Background: Women with acute myocardial infarction are more likely than men to experience reinfarction, bleeding, or death. This difference has been hypothesized to be due to older age, treatment delay, and comorbidities in women. Use of diagnostic and therapeutic modalities may also differ. There is controversy regarding whether female sex is an independent risk factor for death and/or bleeding.
Methods: The GUSTO (Global Use of Strategies to Open Occluded Arteries in Acute Coronary Syndromes) V Investigators studied standard-dose reteplase vs standard-dose abciximab plus half-dose reteplase in patients with myocardial infarction.
Results: Women were older and more often had diabetes mellitus and hypertension. Angiography and percutaneous coronary intervention were less frequent in women. Death (9.8% vs 4.4% at 30 days; odds ratio [OR], 2.00; 95% confidence interval, 1.59-2.53; P < .001) and bleeding (6.4% vs 2.5%; OR, 1.31; 95% confidence interval, 1.18-1.45; P < .01) were more common in women. There was no association between treatment assignment and death in either sex; bleeding was more common in both sexes receiving combination therapy. Female sex was independently associated with mortality. After Killip class greater than 1 (OR, 4.7), female sex (OR, 2.0) was the strongest correlate of death. Female sex was independently associated with bleeding for both treatments.

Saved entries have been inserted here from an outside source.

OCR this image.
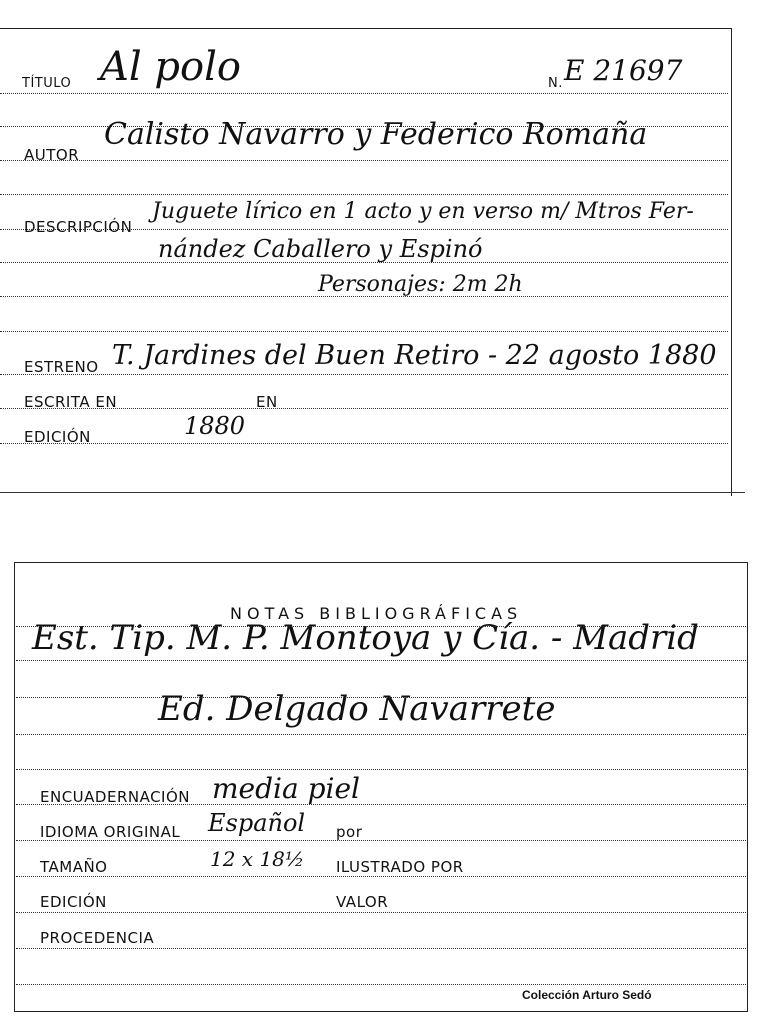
TÍTULO Al polo	N. E 21697
AUTOR
Calisto Navarro y Federico Romaña
DESCRIPCIÓN
Juguete lírico en 1 acto y en verso m/ Mtros Fer-
nández Caballero y Espinó
Personajes: 2m 2h
ESTRENO T. Jardines del Buen Retiro - 22 agosto 1880
ESCRITA EN	EN
EDICIÓN	1880
NOTAS BIBLIOGRÁFICAS
Est. Tip. M. P. Montoya y Cía. - Madrid
Ed. Delgado Navarrete
ENCUADERNACIÓN media piel
IDIOMA ORIGINAL Español por
TAMAÑO	12 x 18½ ILUSTRADO POR
EDICIÓN	VALOR
PROCEDENCIA
Colección Arturo Sedó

Conclusions: Female sex is independently associated with death and bleeding complications among fibrinolytic-treated patients with myocardial infarction. There remains a sex differential in the use of angiography and, therefore, percutaneous coronary intervention after fibrinolysis. Further research will determine what mediates excess risk in women.
Trial registration: ClinicalTrials.gov NCT00245648.